A Proxy object may have metrics (metadata) associated with.

By default, Proxy object has source metric:

<?php declare(strict_types=1);

use Vantoozz\ProxyScraper\Proxy;
use Vantoozz\ProxyScraper\Scrapers;

use function Vantoozz\ProxyScraper\guzzleHttpClient;

require_once __DIR__ . '/vendor/autoload.php';

$scraper = new Scrapers\UsProxyScraper(guzzleHttpClient());

/** @var Proxy $proxy */
$proxy = $scraper->get()->current();

foreach ($proxy->getMetrics() as $metric) {
    echo $metric->getName() . ': ' . $metric->getValue() . "\n";
}

Will output

source: Vantoozz\ProxyScraper\Scrapers\UsProxyScraper

Note.
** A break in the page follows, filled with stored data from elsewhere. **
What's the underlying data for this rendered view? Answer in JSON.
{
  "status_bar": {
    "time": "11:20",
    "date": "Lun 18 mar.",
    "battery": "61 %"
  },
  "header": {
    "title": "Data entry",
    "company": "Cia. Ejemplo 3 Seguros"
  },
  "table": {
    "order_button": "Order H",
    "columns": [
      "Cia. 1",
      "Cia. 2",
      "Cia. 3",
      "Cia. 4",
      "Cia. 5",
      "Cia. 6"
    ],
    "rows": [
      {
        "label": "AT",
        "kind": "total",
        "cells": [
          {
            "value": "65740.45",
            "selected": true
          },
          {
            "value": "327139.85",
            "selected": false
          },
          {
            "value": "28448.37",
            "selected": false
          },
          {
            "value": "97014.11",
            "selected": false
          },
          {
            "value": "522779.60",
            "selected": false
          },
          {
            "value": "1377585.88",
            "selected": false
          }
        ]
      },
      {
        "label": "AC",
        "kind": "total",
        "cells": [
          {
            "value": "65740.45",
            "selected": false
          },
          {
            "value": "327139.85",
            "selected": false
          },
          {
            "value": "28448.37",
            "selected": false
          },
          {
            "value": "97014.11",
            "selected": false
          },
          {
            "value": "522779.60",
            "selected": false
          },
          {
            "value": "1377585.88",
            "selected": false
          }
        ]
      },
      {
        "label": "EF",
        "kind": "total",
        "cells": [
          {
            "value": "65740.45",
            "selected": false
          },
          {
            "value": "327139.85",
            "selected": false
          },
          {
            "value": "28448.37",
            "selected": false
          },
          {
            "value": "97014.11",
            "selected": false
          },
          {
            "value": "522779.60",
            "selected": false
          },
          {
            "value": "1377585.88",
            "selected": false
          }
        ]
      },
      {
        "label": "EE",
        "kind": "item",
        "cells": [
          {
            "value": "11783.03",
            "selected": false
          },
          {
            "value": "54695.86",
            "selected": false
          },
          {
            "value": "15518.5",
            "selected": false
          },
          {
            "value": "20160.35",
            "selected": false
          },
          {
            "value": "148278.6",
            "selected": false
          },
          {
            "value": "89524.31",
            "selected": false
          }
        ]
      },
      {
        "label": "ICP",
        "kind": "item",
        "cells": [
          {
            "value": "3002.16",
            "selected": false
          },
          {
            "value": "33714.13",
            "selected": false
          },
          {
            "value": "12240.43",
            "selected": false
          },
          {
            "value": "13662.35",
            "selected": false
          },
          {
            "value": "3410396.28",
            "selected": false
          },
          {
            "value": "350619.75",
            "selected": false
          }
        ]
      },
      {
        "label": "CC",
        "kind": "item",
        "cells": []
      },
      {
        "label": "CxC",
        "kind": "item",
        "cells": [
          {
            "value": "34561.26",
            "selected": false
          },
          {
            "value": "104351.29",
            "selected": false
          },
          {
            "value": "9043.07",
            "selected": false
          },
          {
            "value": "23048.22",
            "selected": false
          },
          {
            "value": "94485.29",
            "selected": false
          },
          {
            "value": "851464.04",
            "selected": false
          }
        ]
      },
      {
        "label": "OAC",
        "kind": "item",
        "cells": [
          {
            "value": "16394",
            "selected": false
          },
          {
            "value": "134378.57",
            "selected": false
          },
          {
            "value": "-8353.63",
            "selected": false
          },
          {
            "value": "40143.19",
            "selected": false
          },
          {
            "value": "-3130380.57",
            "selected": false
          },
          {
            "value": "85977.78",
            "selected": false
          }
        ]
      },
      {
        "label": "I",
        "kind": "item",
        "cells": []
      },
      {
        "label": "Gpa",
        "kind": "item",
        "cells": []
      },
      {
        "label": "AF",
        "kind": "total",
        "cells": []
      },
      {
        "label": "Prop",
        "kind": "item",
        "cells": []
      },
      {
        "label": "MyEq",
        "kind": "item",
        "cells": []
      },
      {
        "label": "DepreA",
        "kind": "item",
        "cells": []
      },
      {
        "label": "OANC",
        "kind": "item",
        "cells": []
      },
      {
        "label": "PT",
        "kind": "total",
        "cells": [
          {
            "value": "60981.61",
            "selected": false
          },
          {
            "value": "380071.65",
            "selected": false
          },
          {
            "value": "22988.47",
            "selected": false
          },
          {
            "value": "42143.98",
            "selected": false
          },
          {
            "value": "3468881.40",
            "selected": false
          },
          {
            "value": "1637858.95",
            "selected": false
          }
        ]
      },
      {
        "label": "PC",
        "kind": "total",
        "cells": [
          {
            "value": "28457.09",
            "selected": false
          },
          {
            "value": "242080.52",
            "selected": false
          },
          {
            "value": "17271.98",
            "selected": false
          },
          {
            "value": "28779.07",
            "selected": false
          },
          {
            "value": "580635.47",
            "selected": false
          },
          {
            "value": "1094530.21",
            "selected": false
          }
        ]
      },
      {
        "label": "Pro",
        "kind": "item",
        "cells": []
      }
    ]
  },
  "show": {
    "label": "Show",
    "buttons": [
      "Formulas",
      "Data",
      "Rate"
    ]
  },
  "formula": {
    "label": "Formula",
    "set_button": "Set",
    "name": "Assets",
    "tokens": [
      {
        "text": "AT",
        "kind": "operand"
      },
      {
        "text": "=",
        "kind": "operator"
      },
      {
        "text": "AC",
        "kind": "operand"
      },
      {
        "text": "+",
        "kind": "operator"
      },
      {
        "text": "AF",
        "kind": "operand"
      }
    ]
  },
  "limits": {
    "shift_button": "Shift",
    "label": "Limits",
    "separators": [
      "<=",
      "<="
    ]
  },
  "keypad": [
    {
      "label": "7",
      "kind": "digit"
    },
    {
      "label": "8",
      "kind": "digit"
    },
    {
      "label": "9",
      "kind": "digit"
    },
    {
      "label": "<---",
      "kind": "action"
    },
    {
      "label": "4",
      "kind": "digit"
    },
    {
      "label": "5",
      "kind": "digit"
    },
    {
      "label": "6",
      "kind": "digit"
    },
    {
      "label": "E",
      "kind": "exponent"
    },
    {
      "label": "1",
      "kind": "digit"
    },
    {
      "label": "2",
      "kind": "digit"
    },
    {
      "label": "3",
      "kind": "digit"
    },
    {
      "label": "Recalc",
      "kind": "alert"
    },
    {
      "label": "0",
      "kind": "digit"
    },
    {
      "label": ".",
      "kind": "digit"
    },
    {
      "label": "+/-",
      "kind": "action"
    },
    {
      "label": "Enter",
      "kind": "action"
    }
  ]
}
Examples use Guzzle as HTTP client.

Testing

Unit tests
./vendor/bin/phpunit --testsuite=unit
Integration tests
./vendor/bin/phpunit --testsuite=integration
System tests
php ./tests/systemTests.php

Upgrade from version 2

The biggest difference from version 2 is the HTTP client configuration.

Instead of

$httpClient = new \Vantoozz\ProxyScraper\HttpClient\Psr18HttpClient(
    new \Http\Adapter\Guzzle6\Client(new \GuzzleHttp\Client([
        'connect_timeout' => 2,
        'timeout' => 3,
    ])),
    new \Http\Message\MessageFactory\GuzzleMessageFactory
);

the client should be instantiated like

$httpClient = \Vantoozz\ProxyScraper\guzzleHttpClient();